Arab achievements in foreign countries

The Syrian physicist who described her research as “explosive bombs”

Dr. Shadia Naim Rifai was born in Syria and received education in her schools, and her love for science began since childhood, when she was attracted by the way her teacher explained science when she was in the ninth grade. And Dr. Shadia began her scientific journey at the University of Damascus, where her love for physics prompted her to choose it as a basic specialization. She obtained a bachelor’s degree in physics and mathematics from the university, and then moved to Beirut so that she could obtain a master’s degree in nuclear physics from the American University.
Habal took her first step to study space physics, when she traveled to Ohio in the United States in 1973 to complete her doctoral studies at the University of Cincinnati, after which she joined to work as a researcher for one year at the National Center for Atmospheric Research in Boulder.
In 1978, Shadia joined the Harvard-Smithsonian Center for Astrophysics, where she established a global research group in solar-terrestrial physics, before being appointed as a chair professor in the Department of Physics at the University of Wales at Aberystwyth. Theoretical studies and a wide range of observations made by spacecraft and ground-based observational devices.
The Arab scientist’s research on the solar wind was considered as “exploding bombs” when it was first presented, as reported by the American Journal of Science, as these research overthrew the prevailing perceptions of the solar wind, as it confirmed that the wind comes from everywhere in the sun, and its speed stops on the magnetic nature of the different sites.
Dr. Shadia played a key role in preparing for the flight of the US space agency NASA, the first spacecraft to actually orbit inside the solar corona. She also headed several scientific teams to monitor the solar eclipse around the world, including the Al-Jazeera region in Syria. She submitted about 60 research papers to scientific arbitration journals, and participated in 30 other papers in scientific conferences.
She is Dr. Shadia is one of the most prominent international experts on the sun and solar wind, and she is a member of many societies such as: the American Astronomical Society, the American Geophysical Society, the American Physicists Association, the Society of Women Scientists, the European Geophysical Society, and the International Astronomers Union. Fellowship” at the Royal Astronomical Society.
Habbal’s saying that the solar wind that pulls the globe is a “colossal sheet” that protects life from deadly cosmic rays has caused a sensation.
The prevailing view of the solar wind is that it is divided into two types, fast and slow, the first emanating from the sun at a speed of 800 km per second, and the other heavy movement coming from the “equatorial region” of the sun.
Dr. participated. Shadia a team of astronomers specialized in preparing for the first space flight to the sun, specifically for the layer of the solar corona that represents the outer part of the heliosphere, and humans can only see this area during a solar eclipse, where it is seen as a white pearl surrounding the sun.

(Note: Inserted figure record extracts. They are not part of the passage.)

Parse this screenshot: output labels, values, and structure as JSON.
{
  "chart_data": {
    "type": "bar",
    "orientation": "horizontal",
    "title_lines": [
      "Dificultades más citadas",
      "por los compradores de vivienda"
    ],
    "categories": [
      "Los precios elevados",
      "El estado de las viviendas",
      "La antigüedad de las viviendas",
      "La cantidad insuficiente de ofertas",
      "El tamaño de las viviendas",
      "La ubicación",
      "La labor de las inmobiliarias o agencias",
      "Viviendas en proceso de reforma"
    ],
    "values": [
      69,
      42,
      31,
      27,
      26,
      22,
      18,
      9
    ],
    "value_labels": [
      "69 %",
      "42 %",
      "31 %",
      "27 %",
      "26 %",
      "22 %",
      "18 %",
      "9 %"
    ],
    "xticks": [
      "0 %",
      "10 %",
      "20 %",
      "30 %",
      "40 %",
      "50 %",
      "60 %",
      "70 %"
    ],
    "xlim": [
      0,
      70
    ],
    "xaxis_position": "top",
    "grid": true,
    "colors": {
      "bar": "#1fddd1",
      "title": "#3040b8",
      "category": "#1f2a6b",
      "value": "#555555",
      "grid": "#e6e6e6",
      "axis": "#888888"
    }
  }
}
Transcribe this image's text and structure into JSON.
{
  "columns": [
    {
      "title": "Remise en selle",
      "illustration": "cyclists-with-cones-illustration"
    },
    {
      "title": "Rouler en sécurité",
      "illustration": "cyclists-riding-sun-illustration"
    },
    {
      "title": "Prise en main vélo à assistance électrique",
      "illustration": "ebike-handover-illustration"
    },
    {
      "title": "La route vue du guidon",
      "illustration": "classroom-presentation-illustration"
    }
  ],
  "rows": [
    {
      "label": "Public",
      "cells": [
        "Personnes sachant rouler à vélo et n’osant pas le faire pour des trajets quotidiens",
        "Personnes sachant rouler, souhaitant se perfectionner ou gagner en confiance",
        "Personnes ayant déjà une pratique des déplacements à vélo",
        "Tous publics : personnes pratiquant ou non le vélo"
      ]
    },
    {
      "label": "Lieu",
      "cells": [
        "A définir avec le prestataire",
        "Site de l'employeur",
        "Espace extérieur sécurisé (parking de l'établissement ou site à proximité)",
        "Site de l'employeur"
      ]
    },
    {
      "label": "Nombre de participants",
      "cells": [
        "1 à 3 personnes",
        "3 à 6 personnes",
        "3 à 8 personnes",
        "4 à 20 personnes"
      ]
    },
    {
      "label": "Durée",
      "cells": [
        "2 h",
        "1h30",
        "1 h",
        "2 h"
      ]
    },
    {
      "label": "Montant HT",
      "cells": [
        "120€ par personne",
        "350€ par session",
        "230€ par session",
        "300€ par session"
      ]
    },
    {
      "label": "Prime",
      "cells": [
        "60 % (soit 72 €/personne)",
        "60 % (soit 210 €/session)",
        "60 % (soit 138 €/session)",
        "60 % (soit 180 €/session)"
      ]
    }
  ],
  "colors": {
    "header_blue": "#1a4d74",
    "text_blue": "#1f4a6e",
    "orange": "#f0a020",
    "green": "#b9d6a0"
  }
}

I played Dr. Shadia played a key role in the design of the vehicle entrusted with this task. The project, which began in 1995, is to manufacture and design “robots” for space exploration and a spacecraft that can orbit the sun, as this vehicle tries to rotate around it from north to south to take accurate pictures of it in pursuit of more One of the most amazing scientific discoveries.
And collected d. Shadia is between the requirements of motherhood – she is a mother of two children – and the leadership of an academic movement of women researchers known as “Adventure Women”, and academic work, and the leadership of scientific teams in various parts of the earth in an effort to capture even one picture of the sun that helps solve its mysteries that still elude human beings.